Basile Georges Casmoussa, 72, who had been the archbishop of the Archeparchy of Mosul, was transferred to a position in the Syriac Catholic Patriarchal Curia. The Synod of Bishops of the Patriarchal Syriac Catholic Church elected the Protosyncellus (Vicar General) of the Archeparchy of Mosul, Father Boutros Moshe, 67, to be the new archbishop. Pope Benedict XVI, consented to his canonical election on Tuesday, March 1, 2011, sealing the appointment, with ordination and installation to follow at a later date. The Mosul Archeparchy has 35,000 Catholics, 36 priests, and 55 religious.

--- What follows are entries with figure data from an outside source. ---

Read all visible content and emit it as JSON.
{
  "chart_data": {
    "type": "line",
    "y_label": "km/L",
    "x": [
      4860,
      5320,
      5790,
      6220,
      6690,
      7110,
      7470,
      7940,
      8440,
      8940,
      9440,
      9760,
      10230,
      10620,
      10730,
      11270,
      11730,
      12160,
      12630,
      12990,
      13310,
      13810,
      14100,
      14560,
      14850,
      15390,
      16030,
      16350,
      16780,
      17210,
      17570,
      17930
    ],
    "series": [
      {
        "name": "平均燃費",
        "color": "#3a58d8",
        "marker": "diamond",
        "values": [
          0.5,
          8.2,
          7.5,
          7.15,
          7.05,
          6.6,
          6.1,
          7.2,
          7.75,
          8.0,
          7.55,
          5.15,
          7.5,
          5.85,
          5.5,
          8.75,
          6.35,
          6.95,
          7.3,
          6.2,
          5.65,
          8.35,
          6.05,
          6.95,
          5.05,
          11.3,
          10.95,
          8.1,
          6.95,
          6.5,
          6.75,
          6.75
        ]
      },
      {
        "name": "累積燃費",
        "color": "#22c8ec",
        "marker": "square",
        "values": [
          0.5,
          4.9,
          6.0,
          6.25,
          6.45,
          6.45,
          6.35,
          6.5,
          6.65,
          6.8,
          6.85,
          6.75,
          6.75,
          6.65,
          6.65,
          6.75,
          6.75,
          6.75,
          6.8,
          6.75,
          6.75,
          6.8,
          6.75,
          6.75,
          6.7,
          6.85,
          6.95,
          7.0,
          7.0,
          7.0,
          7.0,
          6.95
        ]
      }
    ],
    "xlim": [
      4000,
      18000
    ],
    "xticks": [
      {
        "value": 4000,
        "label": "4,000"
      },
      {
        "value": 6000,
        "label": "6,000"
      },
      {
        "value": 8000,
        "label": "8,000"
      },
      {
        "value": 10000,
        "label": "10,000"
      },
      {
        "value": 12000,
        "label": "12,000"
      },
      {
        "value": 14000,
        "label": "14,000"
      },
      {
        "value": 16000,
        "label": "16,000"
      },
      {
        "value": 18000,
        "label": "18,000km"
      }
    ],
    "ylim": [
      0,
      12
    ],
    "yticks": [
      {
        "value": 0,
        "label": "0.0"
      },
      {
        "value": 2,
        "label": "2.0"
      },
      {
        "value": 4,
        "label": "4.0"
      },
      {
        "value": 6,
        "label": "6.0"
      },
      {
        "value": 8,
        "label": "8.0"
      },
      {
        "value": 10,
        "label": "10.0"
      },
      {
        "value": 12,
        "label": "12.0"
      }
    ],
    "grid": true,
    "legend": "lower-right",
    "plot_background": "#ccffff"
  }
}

Also on Tuesday, March 1, 2011, Pope Benedict XVI consented to the canonical election by the Syriac Synod of Bishops of the Father Yousif Abba (Yousif Mansoor), 59, who was the Chancellor of the then Syriac Catholic Eparchy of the United States and Canada under Bishop Habash and served at the St. Joseph Syriac Catholic Church in Mississauga, Ontario, Canada, as the new archbishop-elect of the Syriac Catholic Archeparchy of Baghdad, Iraq. Archbishop Yousif is a native Iraqi. Since 1997, he has been in charge of pastoral care for Syriac Rite Catholics in the United States and Canada. He speaks Syriac, French, Arabic, and English. He succeeds Athanase Mattai Shaba Matoka, who resigned from the position he had held since 1983 as archbishop emeritus, with ordination and installation as archbishop to follow at a later date. The Baghdad Archeparchy has 18,000 Syriac Catholics and seven priests.

Finally, also on March 1, 2011, the Pope approved the canonical election of the Father Jihad Battah, 54, until then the Protosyncellus (Vicar General) of the Syriac Catholic Archeparchy of Damascus, Syria, under Metropolitan Gregory Aliya Tabe, as a bishop-elect of the Syriac Catholic Patriarchal Curia, with ordination and installation as bishop to follow at a later date.

The diocese of Beirut has remained vacant for more than a century. Theophilus Giwargis Kassab, metropolitan of Homs, presently administers the diocese in the capacity of apostolic administrator. The patriarchal exarchate of Basra and Kuwait has been under the care of Father Marzena Eshak since 2003, and the patriarchal exarchate of Turkey has been under the care of Monsignor Joseph Sagh since 1991. Clement Joseph Hannush, bishop of Cairo, has been responsible for the patriarchal territory of Sudan since 1997, in the capacity of protosyncellus.

The church also has four patriarchal vicariates (Brazil, Australia and New Zealand, Sweden and France), and a patriarchal procurate in Rome. In 2010 there were an estimated 159,000 Syriac Catholics, under the care of 11 bishops and over a hundred priests.